New labeling laws give insight into what types of fat we’re eating and food companies are taking this information to heart. U.S. Government regulations that took effect Jan. 1 require food labels to disclose the amount of trans fat in processed foods.
In an era when food companies are working harder than ever to woo health-conscious consumers, products that contain trans fats now run the risk of being attacked by competitors as unhealthy. Oil from sunflowers has often replaced hydrogenated vegetable oils that contain trans fatty acids. However, sunflower oil is likely more expensive than hydrogenated oil. With many things in life, you get what you pay for and healthful food is no exception.
Hardening vegetable oils with hydrogen helps food manufacturers enhance flavor and extend the shelf life of their products. But medical evidence has been building that trans fats in these hydrogenated oils are particularly pernicious. Unlike saturated fat, not only do they increase the level of LDL, or “bad” cholesterol, they also decrease the levels of HDL, or “good” cholesterol, in the blood.
Trans fats, when combined with saturated fats and cholesterol, are implicated in the United States’ 12.5 million cases of coronary heart disease. In response, companies have been working feverishly to remove the taint of trans fats from their products.
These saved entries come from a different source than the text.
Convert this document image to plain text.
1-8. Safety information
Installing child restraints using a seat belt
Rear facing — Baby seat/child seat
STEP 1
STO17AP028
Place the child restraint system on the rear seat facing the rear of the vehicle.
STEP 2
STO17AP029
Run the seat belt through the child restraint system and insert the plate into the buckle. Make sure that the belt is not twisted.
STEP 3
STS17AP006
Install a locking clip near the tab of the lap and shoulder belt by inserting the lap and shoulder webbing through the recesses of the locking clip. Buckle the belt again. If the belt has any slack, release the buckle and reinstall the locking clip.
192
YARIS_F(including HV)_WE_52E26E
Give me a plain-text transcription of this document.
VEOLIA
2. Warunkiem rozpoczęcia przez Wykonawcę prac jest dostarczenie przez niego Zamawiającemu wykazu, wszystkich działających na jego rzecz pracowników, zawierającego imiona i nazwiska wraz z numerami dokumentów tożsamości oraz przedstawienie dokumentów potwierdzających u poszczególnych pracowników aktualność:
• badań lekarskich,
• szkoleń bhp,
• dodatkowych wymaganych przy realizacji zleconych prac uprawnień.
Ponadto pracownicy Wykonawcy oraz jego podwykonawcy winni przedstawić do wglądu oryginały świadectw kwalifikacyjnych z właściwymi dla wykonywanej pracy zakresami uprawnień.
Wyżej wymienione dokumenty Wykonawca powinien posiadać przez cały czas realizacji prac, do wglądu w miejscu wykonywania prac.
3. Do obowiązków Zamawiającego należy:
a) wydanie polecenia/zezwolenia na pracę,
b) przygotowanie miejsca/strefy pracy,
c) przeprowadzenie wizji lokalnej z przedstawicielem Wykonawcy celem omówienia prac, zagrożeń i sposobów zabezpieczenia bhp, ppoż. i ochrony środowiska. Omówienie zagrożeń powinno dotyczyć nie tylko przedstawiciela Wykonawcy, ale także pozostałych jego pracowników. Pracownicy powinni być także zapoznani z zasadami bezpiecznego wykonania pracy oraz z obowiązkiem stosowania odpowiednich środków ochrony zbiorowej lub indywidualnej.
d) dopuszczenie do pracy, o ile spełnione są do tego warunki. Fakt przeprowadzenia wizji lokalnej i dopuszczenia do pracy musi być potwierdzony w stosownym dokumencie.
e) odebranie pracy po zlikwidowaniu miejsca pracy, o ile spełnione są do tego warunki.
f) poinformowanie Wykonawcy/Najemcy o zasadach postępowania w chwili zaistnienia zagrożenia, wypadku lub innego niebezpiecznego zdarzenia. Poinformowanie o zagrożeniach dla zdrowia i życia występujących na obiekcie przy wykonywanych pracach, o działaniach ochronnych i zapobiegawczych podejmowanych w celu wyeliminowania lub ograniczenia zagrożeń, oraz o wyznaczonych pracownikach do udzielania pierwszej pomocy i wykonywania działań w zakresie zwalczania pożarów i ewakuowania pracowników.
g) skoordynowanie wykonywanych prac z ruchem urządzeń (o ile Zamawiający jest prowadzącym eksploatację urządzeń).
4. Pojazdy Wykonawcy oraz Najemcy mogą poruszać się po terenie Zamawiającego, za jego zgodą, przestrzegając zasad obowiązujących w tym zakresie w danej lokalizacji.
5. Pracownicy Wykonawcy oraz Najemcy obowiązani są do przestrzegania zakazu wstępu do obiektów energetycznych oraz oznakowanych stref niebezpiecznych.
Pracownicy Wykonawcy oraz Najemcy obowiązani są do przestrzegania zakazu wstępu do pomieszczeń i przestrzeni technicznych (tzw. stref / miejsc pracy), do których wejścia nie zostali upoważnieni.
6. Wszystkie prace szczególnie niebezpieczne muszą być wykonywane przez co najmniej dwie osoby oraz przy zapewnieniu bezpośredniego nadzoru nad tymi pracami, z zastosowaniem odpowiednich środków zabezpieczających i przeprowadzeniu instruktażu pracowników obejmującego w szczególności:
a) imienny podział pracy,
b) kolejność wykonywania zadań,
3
PepsiCo Inc. in 2002 said its Frito-Lay snack food unit would eliminate trans fats from its Doritos, Tostitos and Cheetos lines, converting to corn oil.
Con Agra Foods Inc. has said it will remove trans fat from its Orville Reddenbacher’s and ACT II popcorn.
Kraft Foods Inc. said last month it has spent 100,000 man hours on research to reduce or eliminate trans fats in 650 of its products, including its previously trans fat-laden Oreo cookies. When it’s done, Kraft said, only 2.5 percent of its products will contain trans fats, including those such as cheese, where they occur naturally.
Companies have had since July 2003, when the new regulation was adopted, to prepare for the FDA’s new food labeling.
The main change on food labels is the addition of a new line showing trans fat levels. And under the “percent daily value” column, there is an empty space because trans fats are not recommended. The FDA originally was going to have an asterisk on the line followed by wording indicating that people should eat as little trans fat as possible.
That line was dropped under industry pressure, however.
Further, products labeled as having zero trans fats actually may have a small amount. The FDA allows products with less than 0.5 grams of trans fat to be listed as having none.
Some consumer advocates have complained that people who eat three or four products that have 0.4 grams of trans fat during a day may think they are ingesting no trans fat, while, in truth, they are consuming one or more grams per day.
Minor levels of trans fat may remain in some soups, including those made with beef, in which trans fats are naturally occurring.
While trans fat is not the complete story when it comes to choosing heart-healthy foods, this move by the FDA empowers consumers to make better and more educated choices.